Tyrek era un chico de trece años, hijo de su difunto tío Tygett. Había desaparecido durante los disturbios, poco después de desposarse con Lady Ermesande, una niña de pecho, que además era la única heredera sobreviviente de la Casa Hayford.

«Y, posiblemente, la primera novia en la historia de los Siete Reinos que se queda viuda antes de que la desteten.»

—Yo tampoco pude dar con él —confesó Tyrion.

—Está alimentando gusanos —dijo Bronn, con su delicadeza habitual—. Mano de Hierro lo estuvo buscando, y el eunuco prometió una bolsa bien llena. No tuvieron más suerte que nosotros. No insistáis, ser.

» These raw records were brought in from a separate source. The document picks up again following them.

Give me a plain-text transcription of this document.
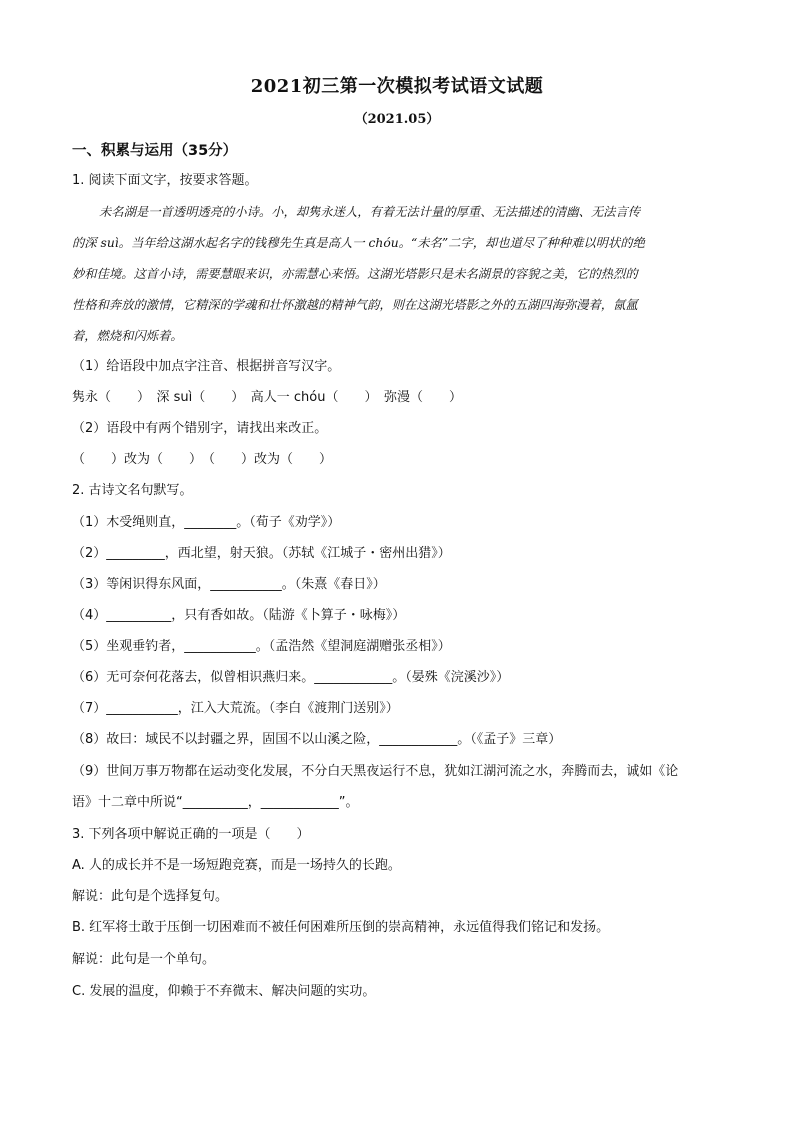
2021初三第一次模拟考试语文试题
（2021.05）
一、积累与运用（35分）
1. 阅读下面文字，按要求答题。
未名湖是一首透明透亮的小诗。小，却隽永迷人，有着无法计量的厚重、无法描述的清幽、无法言传
的深 suì。当年给这湖水起名字的钱穆先生真是高人一 chóu。“未名”二字，却也道尽了种种难以明状的绝
妙和佳境。这首小诗，需要慧眼来识，亦需慧心来悟。这湖光塔影只是未名湖景的容貌之美，它的热烈的
性格和奔放的激情，它精深的学魂和壮怀激越的精神气韵，则在这湖光塔影之外的五湖四海弥漫着，氤氲
着，燃烧和闪烁着。
（1）给语段中加点字注音、根据拼音写汉字。
隽永（　　）　深 suì（　　）　高人一 chóu（　　）　弥漫（　　）
（2）语段中有两个错别字，请找出来改正。
（　　）改为（　　）　（　　）改为（　　）
2. 古诗文名句默写。
（1）木受绳则直，________。（荀子《劝学》）
（2）_________，西北望，射天狼。（苏轼《江城子・密州出猎》）
（3）等闲识得东风面，___________。（朱熹《春日》）
（4）__________，只有香如故。（陆游《卜算子・咏梅》）
（5）坐观垂钓者，___________。（孟浩然《望洞庭湖赠张丞相》）
（6）无可奈何花落去，似曾相识燕归来。____________。（晏殊《浣溪沙》）
（7）___________，江入大荒流。（李白《渡荆门送别》）
（8）故曰：域民不以封疆之界，固国不以山溪之险，____________。（《孟子》三章）
（9）世间万事万物都在运动变化发展，不分白天黑夜运行不息，犹如江湖河流之水，奔腾而去，诚如《论
语》十二章中所说“__________，____________”。
3. 下列各项中解说正确的一项是（　　）
A. 人的成长并不是一场短跑竞赛，而是一场持久的长跑。
解说：此句是个选择复句。
B. 红军将士敢于压倒一切困难而不被任何困难所压倒的崇高精神，永远值得我们铭记和发扬。
解说：此句是一个单句。
C. 发展的温度，仰赖于不弃微末、解决问题的实功。
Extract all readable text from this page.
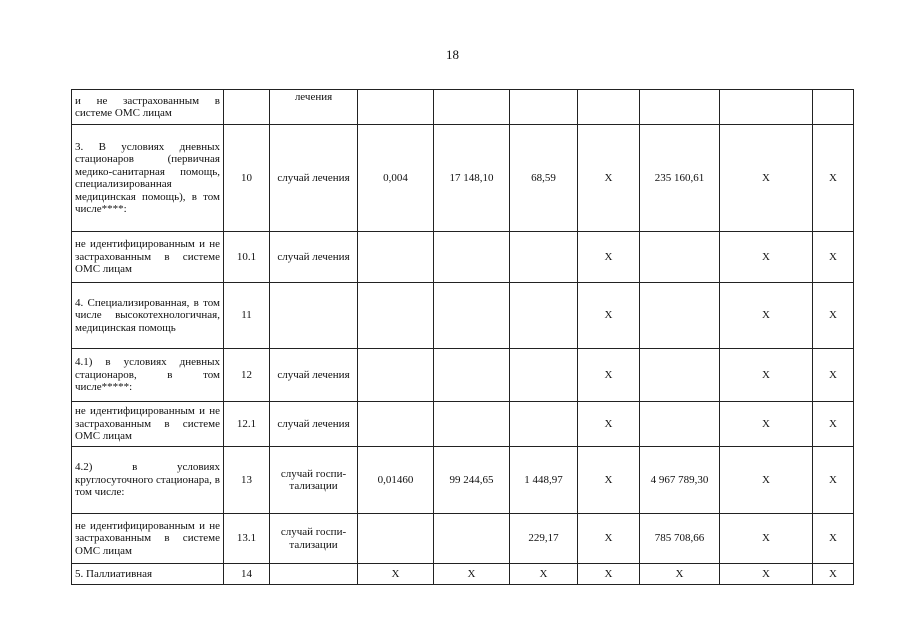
18
и не застрахованным в системе ОМС лицам		лечения							
3. В условиях дневных стационаров (первичная медико-санитарная помощь, специализированная медицинская помощь), в том числе****:	10	случай лечения	0,004	17 148,10	68,59	Х	235 160,61	Х	Х
не идентифицированным и не застрахованным в системе ОМС лицам	10.1	случай лечения				Х		Х	Х
4. Специализированная, в том числе высокотехнологичная, медицинская помощь	11					Х		Х	Х
4.1) в условиях дневных стационаров, в том числе*****:	12	случай лечения				Х		Х	Х
не идентифицированным и не застрахованным в системе ОМС лицам	12.1	случай лечения				Х		Х	Х
4.2) в условиях круглосуточного стационара, в том числе:	13	случай госпи-тализации	0,01460	99 244,65	1 448,97	Х	4 967 789,30	Х	Х
не идентифицированным и не застрахованным в системе ОМС лицам	13.1	случай госпи-тализации			229,17	Х	785 708,66	Х	Х
5. Паллиативная	14		Х	Х	Х	Х	Х	Х	Х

—En lo que se refiere a los que llevan su sangre, Lord Tywin es muy terco —dijo Ser Addam, mirando con repugnancia al mercenario—. Quiere al chico, vivo o muerto, y tengo la intención de cumplir su voluntad. —Miró de nuevo a Tyrion—. Hallaréis a vuestro padre en sus aposentos.

«Mis aposentos», pensó Tyrion.

—Ya conozco el camino.

El camino implicaba subir muchos peldaños más, pero esta vez lo hizo por sí mismo, con una mano en el hombro de Pod. Bronn le abrió la puerta. Lord Tywin Lannister estaba sentado al pie de la ventana, escribiendo a la luz de una lámpara de aceite. Al oír el sonido del picaporte levantó la vista.

—Tyrion. —Dejó la pluma a un lado con gesto sereno.

—Me complace que os acordéis de mí, mi señor. —Tyrion soltó el hombro de Pod, apoyó el peso en el bastón y avanzó unos pasos. «Algo anda mal», comprendió enseguida.

—Ser Bronn —dijo Lord Tywin—, Podrick, quizá será mejor que esperéis fuera a que terminemos.

La mirada que Bronn le dedicó a la Mano fue punto menos que insolente; sin embargo, se inclinó y salió de la habitación con Pod pisándole los talones. La pesada puerta se cerró a sus espaldas y Tyrion Lannister se quedó a solas con su padre. El frío en la habitación se hacía sentir, a pesar de que las ventanas estaban cerradas por la noche.